Tuesday, September 4, 2012

Government Procurement Bribes Can Be The Basis of International Whistleblower Rewards: What Awaits Investors in the Far East After APEC | 2012 | APEC Russia 2012 | The Moscow Times

Government Procurement Bribes From Increased Government Procurement Spending Can Be The Basis For International Whistleblower Rewards:  International Whistleblowers Are Receiving Large Financial Rewards for Exposing Government Procurement Bribe Schemes and other Government Corruption by International Government Procurement Bribe Lawyer, International  Procurement Contract Bribe Lawyer, and International Procurement Illegal Kickback Whistleblower Lawyer Jason S. Coomer

Worldwide government purchasing or government procurement is estimated to be over $10 Trillion each year and is expected to continue to increase as many countries are investing in large infrastructure projects and public health projects.  Of this large amount of government purchasing, it is estimated that as much as 20% may be through illegal bribes, kickbacks, and other illicit payments.  Government procurement spending includes military spending; public works projects; public health care (pharmaceuticals, medical equipment, & hospitals); ports, transportation, & roads; mining and oil extraction; power grid and stations; education; law enforcement; and sanitation services.  Because of the vast amount of money spent by governments on government procurement, there are many different types of government procurement illegal bribery schemes, illegal kickback schemes, and other illicit payment schemes that have been created to steal money from the public at the expense of a country's citizens.

If you are aware of a government procurement illegal bribery scheme, illegal kickback scheme, and other illicit payment scheme, it is important that you learn how to properly report the government corruption and determine the best way to expose the corruption.  For more information on this topic, please go to the following web pages: Government Procurement International Whistleblowers and Latin America Procurement and Contract Bribe Whistleblowers.

What Awaits Investors in the Far East After APEC | 2012 | APEC Russia 2012 | The Moscow Times

Far East Development Minister Viktor Ishayev has called for increased state spending on infrastructure, mainly railroads and highways, that could facilitate mining, logging and other local businesses.
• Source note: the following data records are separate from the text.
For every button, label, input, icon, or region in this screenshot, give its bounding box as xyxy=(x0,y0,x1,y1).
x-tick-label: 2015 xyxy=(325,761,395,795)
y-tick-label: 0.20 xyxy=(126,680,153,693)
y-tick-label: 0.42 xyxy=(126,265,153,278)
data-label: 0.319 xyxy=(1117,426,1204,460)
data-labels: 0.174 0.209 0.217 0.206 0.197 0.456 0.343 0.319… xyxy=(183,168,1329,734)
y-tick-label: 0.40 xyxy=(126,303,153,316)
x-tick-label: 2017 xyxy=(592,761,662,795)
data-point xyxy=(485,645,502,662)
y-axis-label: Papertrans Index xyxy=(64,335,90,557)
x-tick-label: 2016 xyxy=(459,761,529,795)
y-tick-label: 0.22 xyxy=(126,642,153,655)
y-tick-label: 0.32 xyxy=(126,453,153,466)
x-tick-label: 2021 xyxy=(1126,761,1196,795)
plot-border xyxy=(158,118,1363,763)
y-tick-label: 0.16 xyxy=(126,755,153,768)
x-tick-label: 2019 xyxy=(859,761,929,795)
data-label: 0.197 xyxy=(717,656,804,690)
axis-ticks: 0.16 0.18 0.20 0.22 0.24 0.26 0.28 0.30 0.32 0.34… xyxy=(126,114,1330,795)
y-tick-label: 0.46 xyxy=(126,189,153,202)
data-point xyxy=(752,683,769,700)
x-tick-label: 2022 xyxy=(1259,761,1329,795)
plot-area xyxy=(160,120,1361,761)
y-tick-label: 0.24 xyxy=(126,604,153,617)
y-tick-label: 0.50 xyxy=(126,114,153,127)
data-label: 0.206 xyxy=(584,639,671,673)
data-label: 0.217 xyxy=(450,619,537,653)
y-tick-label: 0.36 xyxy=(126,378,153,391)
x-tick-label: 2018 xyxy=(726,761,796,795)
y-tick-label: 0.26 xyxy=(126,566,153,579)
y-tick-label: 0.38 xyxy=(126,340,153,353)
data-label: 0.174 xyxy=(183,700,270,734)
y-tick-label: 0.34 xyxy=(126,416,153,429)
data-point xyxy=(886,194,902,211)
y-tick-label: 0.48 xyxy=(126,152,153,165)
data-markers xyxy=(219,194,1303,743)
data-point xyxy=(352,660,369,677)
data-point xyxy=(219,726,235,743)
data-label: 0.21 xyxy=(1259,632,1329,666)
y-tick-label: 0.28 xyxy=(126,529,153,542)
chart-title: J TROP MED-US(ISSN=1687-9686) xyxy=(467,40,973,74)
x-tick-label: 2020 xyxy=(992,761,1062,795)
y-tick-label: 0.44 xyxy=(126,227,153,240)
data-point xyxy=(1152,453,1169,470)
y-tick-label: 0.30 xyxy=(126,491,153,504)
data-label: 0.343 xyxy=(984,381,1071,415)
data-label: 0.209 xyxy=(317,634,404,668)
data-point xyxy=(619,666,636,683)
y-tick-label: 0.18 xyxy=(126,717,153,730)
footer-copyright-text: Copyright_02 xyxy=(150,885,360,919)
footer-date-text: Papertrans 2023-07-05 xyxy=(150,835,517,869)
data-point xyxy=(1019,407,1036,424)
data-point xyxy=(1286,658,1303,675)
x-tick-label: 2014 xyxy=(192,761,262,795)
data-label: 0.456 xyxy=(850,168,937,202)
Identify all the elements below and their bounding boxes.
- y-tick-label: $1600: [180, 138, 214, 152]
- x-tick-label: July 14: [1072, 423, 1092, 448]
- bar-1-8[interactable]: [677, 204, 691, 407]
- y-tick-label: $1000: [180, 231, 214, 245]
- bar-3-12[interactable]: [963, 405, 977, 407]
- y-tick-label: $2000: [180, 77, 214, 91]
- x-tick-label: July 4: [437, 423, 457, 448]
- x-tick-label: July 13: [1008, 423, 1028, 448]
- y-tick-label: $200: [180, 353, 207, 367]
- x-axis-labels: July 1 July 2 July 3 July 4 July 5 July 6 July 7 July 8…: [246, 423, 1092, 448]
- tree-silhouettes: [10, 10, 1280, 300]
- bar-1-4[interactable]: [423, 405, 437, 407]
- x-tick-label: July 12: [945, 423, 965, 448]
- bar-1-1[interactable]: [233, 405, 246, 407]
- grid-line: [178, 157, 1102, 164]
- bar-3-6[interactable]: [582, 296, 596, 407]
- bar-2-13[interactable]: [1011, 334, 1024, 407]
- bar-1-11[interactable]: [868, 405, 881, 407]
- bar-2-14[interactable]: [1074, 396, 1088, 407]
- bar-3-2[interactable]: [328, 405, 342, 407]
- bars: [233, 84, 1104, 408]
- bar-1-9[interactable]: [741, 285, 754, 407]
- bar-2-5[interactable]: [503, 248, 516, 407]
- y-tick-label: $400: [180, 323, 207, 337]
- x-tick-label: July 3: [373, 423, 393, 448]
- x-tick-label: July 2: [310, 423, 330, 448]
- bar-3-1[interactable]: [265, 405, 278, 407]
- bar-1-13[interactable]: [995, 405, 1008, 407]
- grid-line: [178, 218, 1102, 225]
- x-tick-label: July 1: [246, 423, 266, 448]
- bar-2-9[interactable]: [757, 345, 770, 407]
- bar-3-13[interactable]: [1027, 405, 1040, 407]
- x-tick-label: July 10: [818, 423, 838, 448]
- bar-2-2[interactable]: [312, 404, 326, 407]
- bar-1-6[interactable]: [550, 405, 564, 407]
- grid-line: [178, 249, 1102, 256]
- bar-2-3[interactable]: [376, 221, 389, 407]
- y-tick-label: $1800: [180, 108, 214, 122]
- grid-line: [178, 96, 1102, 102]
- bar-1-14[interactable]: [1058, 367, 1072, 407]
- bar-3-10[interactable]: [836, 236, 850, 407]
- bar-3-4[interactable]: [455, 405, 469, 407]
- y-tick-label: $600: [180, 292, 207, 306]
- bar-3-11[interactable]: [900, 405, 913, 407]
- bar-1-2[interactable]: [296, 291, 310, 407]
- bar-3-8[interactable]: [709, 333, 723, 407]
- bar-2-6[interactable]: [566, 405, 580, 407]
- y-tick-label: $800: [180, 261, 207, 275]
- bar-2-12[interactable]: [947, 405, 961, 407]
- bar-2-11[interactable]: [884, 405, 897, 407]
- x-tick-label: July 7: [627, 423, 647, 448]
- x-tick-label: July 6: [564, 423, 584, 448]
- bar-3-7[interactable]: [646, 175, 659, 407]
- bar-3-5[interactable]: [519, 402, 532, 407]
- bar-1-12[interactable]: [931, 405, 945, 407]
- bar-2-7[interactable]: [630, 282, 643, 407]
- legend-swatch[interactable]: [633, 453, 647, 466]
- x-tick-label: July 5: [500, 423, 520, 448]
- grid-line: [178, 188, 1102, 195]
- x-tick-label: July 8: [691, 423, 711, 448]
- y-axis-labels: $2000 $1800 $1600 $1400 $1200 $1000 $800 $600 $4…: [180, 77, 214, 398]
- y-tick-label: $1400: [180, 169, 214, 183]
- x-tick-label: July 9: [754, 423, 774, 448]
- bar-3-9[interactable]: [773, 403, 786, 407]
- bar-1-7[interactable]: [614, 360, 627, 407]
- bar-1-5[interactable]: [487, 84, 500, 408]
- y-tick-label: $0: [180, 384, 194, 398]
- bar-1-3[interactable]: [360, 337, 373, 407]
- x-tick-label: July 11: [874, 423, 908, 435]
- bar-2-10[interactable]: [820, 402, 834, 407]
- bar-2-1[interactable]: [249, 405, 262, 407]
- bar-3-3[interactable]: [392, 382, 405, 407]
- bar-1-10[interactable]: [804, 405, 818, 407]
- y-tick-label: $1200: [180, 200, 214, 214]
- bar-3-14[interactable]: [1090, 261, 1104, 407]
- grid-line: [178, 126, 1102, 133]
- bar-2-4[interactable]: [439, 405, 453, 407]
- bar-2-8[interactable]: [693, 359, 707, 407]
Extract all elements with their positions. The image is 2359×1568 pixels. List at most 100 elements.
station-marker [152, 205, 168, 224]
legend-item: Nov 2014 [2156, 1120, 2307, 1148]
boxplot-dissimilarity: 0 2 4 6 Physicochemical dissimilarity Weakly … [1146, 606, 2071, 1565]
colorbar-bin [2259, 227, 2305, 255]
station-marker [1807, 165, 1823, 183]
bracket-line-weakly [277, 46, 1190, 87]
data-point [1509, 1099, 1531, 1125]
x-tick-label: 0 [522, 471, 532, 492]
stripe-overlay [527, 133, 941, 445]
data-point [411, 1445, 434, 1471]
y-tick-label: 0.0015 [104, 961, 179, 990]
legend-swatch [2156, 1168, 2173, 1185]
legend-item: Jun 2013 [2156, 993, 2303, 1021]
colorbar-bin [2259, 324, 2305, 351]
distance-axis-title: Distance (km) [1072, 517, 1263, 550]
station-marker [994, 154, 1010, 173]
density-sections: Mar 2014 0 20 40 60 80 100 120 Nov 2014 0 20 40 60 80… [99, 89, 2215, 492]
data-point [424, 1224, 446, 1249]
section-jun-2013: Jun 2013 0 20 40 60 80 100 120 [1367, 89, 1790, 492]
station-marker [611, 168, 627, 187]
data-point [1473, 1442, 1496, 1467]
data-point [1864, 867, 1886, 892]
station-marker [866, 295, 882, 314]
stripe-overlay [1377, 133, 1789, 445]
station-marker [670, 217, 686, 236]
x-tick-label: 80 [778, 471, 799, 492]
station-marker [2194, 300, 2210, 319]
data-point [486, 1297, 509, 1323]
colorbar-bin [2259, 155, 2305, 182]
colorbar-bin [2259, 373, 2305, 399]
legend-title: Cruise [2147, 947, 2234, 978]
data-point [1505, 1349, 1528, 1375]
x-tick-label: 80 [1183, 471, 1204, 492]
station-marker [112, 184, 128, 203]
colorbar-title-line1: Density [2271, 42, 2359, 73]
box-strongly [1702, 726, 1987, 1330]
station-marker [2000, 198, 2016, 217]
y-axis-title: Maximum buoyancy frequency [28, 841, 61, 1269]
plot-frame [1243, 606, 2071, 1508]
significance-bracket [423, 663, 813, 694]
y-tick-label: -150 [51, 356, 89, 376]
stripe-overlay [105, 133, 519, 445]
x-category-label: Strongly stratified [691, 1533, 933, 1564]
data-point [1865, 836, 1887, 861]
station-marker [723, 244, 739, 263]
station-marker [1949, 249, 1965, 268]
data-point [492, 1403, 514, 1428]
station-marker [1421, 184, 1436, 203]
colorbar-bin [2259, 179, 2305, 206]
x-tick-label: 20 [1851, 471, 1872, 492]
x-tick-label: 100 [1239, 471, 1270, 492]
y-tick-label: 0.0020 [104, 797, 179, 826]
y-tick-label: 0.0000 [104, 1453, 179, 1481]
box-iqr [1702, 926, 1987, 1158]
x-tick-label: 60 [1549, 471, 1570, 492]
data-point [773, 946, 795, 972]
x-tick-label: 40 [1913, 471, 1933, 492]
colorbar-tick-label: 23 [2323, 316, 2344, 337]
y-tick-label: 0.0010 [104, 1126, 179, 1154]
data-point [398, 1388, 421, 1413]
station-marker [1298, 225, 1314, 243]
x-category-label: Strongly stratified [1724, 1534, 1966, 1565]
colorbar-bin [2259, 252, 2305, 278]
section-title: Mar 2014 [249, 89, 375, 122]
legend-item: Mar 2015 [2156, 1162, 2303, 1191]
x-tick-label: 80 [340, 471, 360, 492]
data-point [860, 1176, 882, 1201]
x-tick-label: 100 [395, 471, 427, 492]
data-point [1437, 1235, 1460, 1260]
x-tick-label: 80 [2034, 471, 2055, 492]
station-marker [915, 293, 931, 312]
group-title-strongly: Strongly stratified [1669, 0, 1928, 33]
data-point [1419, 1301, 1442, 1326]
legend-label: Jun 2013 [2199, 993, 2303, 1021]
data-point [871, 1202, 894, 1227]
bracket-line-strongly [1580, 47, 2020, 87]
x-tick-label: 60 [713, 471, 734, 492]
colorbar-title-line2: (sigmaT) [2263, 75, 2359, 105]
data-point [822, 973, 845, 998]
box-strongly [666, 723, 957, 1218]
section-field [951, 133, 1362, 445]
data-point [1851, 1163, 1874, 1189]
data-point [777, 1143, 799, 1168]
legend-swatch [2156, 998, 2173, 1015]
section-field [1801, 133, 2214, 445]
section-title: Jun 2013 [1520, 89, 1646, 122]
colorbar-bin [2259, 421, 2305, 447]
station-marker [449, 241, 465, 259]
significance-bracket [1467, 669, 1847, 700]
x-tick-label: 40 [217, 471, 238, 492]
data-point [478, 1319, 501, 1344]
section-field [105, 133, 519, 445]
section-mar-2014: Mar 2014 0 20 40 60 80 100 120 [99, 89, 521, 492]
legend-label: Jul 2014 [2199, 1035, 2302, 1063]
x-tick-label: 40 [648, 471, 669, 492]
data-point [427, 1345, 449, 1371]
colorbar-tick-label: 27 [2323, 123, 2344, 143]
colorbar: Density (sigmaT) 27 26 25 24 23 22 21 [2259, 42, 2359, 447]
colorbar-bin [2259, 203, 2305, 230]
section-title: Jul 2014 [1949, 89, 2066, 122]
"This is the only way for us to get serious development," he said at a meeting dedicated to the Far East, chaired by Prime Minister Dmitry Medvedev in July. "Where there are roads, there is life."
Former and present business leaders have pushed another agenda. The government must announce tax breaks and rebates for any new businesses in the Far East, said Pavel Maslovsky, a Federation Council senator who formerly worked as a mining director in the region.

"The solution is to create a special economic zone for the entire Far East," he said. "A special taxation regime could drive the economy forward."

One of the heaviest burdens, the profit tax, needs to disappear altogether for a while, he said.
"It should be a total zero," Maslovsky, who led the Petropavlovsk company, said in an interview. "Why be petty about this?"

Investors in a new Far Eastern enterprise could use breaks for the value-added and property taxes, he said. The social tax, charged on the payroll, could stay, but at a lower rate.
"As a former executive of a metallurgic company, I know that would give a strong push to the things there," Maslovsky said.

Given these conditions, private companies could bankroll construction of some of the required roads and power lines to remote natural-resource deposits, rather than wait for the state to make these basic investments, he said.

Maslovsky mentioned the need for a rail connection between Magadan and the country's railway system. There's also demand for greater capacity of the one-track Baikal-Amur Railway. Companies use the railway to transport coal, timber and other resources, mainly for export from the Pacific coastal ports.